I finally got it....I ended up using two vise grips. I tried the thumb method, but here's what I kept running into: I could hook one corner of the ring in place, but the next point that needed to be snapped in was almost 180* from the initial point, because the entire ring was rotated a little bit. The area between this point and the starting point was spaced away from the lip of the gear, so trying to press it down with my thumb would be fruitless. The only way to make this work would be to push/rotate the ring towards the gear, which I assume is what must be done, Lee? I found the force required to both press down AND rotate into the gear (overcoming the force caused by pressing the point 180* from the starting point against the gear lip) far beyond my thumbs' ability. It seems so simple, maybe I was doing something wrong. I'm a big guy and I have pretty strong & nimble fingers most of the time....been working on RC planes & helicopters, cars, metalwork, and other such projects for years.
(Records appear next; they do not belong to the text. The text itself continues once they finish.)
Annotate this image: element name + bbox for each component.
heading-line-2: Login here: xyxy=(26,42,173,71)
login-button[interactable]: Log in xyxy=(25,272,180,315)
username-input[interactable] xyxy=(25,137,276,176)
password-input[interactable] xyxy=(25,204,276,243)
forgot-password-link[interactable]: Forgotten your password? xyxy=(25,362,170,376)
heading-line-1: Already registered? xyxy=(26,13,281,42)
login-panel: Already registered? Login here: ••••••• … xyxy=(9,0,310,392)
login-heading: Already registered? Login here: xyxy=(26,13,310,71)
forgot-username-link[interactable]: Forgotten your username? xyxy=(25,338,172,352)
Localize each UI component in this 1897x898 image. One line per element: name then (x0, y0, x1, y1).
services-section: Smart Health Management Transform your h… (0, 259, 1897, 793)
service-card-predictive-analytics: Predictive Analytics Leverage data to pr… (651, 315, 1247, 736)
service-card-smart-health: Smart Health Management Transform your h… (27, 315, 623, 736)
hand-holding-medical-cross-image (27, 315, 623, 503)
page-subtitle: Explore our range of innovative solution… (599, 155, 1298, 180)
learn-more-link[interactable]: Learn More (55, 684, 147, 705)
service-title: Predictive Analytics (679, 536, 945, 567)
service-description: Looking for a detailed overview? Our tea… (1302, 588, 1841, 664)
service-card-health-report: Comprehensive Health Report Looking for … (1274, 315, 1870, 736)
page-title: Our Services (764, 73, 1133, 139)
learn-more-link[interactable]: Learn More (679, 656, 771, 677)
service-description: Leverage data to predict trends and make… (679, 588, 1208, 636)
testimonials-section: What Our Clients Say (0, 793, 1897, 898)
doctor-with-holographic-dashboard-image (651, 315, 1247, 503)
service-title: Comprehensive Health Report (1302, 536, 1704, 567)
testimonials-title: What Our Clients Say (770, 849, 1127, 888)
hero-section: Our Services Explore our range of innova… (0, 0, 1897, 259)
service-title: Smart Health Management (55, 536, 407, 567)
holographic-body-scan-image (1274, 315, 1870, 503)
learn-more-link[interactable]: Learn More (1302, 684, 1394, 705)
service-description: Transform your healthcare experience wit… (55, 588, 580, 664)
Here's what I did: I took a mid-sized pair of vise grips and clamped the circlip against the gear lip close to where I had the clip started into the groove (so one jaw of the grips was on the outside of the circlip, the other jaw was on the inside surface of the gear's lip), to keep it from backing/rotating away from the gear. I then took a notably larger pair of grips and clamped down on the circlip in such a way that one jaw was on top of the circlip's large flat surface, the other was on the backside of the gear. I kept repositioning the vise grips and worked my way around the circlip, much the same way Lee suggested I use my thumbs.

I sure can't recommend this method as it puts the gear in some jeopardy, but if you're careful, you won't do any damage except for a few light marks on the circlip's surface. The gear itself is tough as nails, just gotta stay away from its teeth. It was still rather awkward and difficult, but it works......

Thanks for help guys......even though I couldn't make Lee's thumb method work for me, it inspired me on the vise grip method. Now to replace the syncro ring in 2nd, and swap 3rd and 5th's rings!